Darağacındaki ilk kadının dramı belgesel oldu

eğirdir haber,akın gazetesi,egirdir haberler,son dakika,Darağacındaki ilk kadının dramı belgesel oldu
Haberin Tarihi: 10.10.2013 09:39:00 - Okunma Sayısı:3406 defa okundu.

TBMM kararıyla idam edilen ilk kadın olarak tarihe geçen Isparta'nın Sütçüler ilçesine bağlı Darıbükü köyünden Hasan Kızı Fatmana'nın, üç kadınla birlikte işlediği akıl almaz cinayetin öyküsü 82 yıl sonra belgesel oldu.
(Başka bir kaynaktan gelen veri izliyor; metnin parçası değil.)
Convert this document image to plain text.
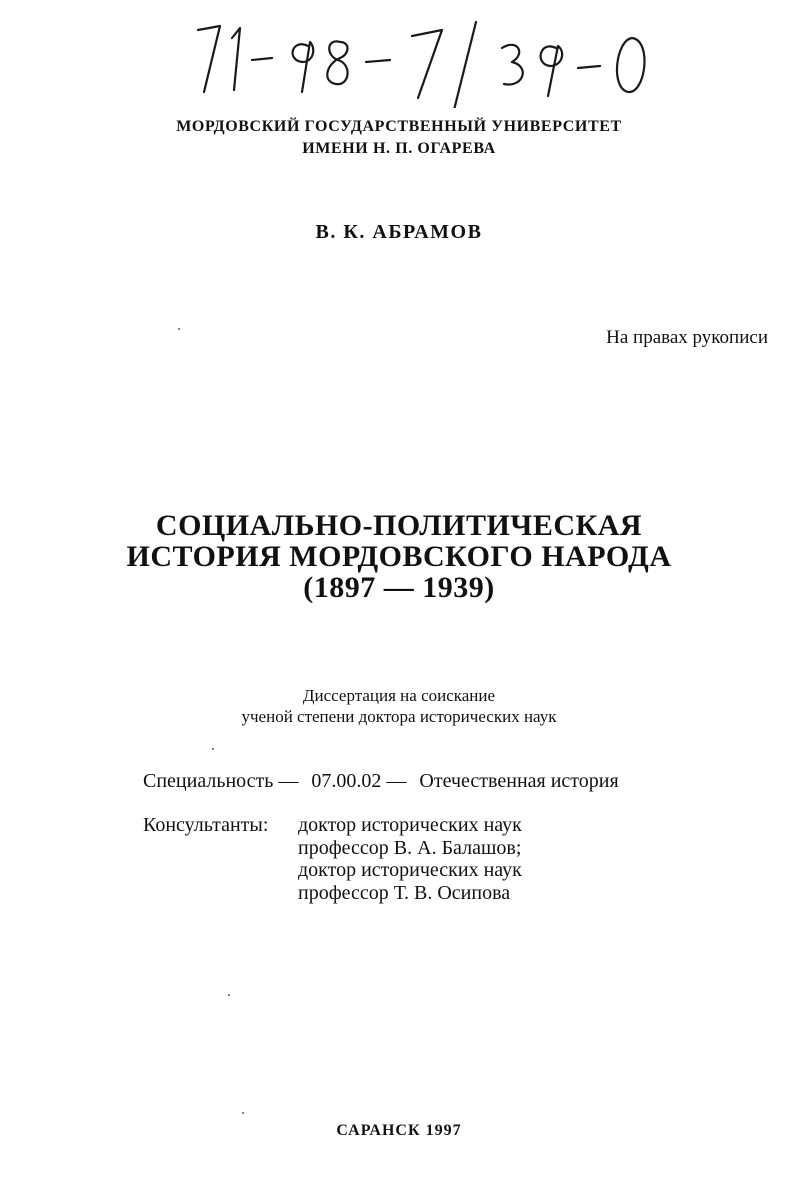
МОРДОВСКИЙ ГОСУДАРСТВЕННЫЙ УНИВЕРСИТЕТ
ИМЕНИ Н. П. ОГАРЕВА
В. К. АБРАМОВ
На правах рукописи
СОЦИАЛЬНО-ПОЛИТИЧЕСКАЯ
ИСТОРИЯ МОРДОВСКОГО НАРОДА
(1897 — 1939)
Диссертация на соискание
ученой степени доктора исторических наук
Специальность — 07.00.02 — Отечественная история
Консультанты: доктор исторических наук
профессор В. А. Балашов;
доктор исторических наук
профессор Т. В. Осипова
САРАНСК 1997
Darağacındaki ilk kadının dramı belgesel oldu

 

            TBMM kararıyla idam edilen ilk kadın olarak tarihe geçen Isparta’nın Sütçüler ilçesine bağlı Darıbükü köyünden Hasan Kızı Fatmana’nın, üç kadınla birlikte işlediği akıl almaz cinayetin öyküsü 82 yıl sonra belgesel oldu. Gazeteci Yusuf Yavuz’un araştırmasının ardından yayınlanan bu trajik insanlık öyküsü, “Darağacına Takılan Düşler” adlı belgesele konu oldu. Yönetmenliğini Rabia Coşkun’un üslendiği belgesel, Kültür ve Turizm Bakanlığı’nın desteğiyle çekildi.

            Proje sorumluluğunu pek çok başarılı belgesele imza atan Yönetmen Sefa Eraslan’ın üslendiği Darağacına Takılan Düşler belgeselinin çekimleri Darıbükü köyünde tamamlandı. Çalışmaların ardından projeyle ilgili sorularımızı yanıtlayan Yönetmen Rabia Coşkun, çekimler sırasında Darıbükü köyü halkından gördükleri yardımların işlerini oldukça kolaylaştırdığını söyledi.

            Belgeseli çekmeye karar vermeleriyle ilgili süreci anlatan Coşkun, “aslında her şey bir tesadüfle başladı. Bir gazetede rastladığımız bu ilginç hikâyeye gazeteci Yusuf Yavuz can vermişti. Yusuf Yavuz’un anlatımı ile konu gerçekten çok ilgimizi çekti. Özellikle savaş yıllarındaki o mücadelenin ardından, 1930’ların kadınlarının kendi aralarında başlayan savaşla devam etmekte oluşu gerçekten o bölgeyi mercek altına almaya itti bizi. Kadınların yaşamlarını idame ettirme mücadelesi önce kanlı bir cinayetle, ardından da TBMM tarafından onaylanan bir idamla sonuçlanıyordu” diye konuştu.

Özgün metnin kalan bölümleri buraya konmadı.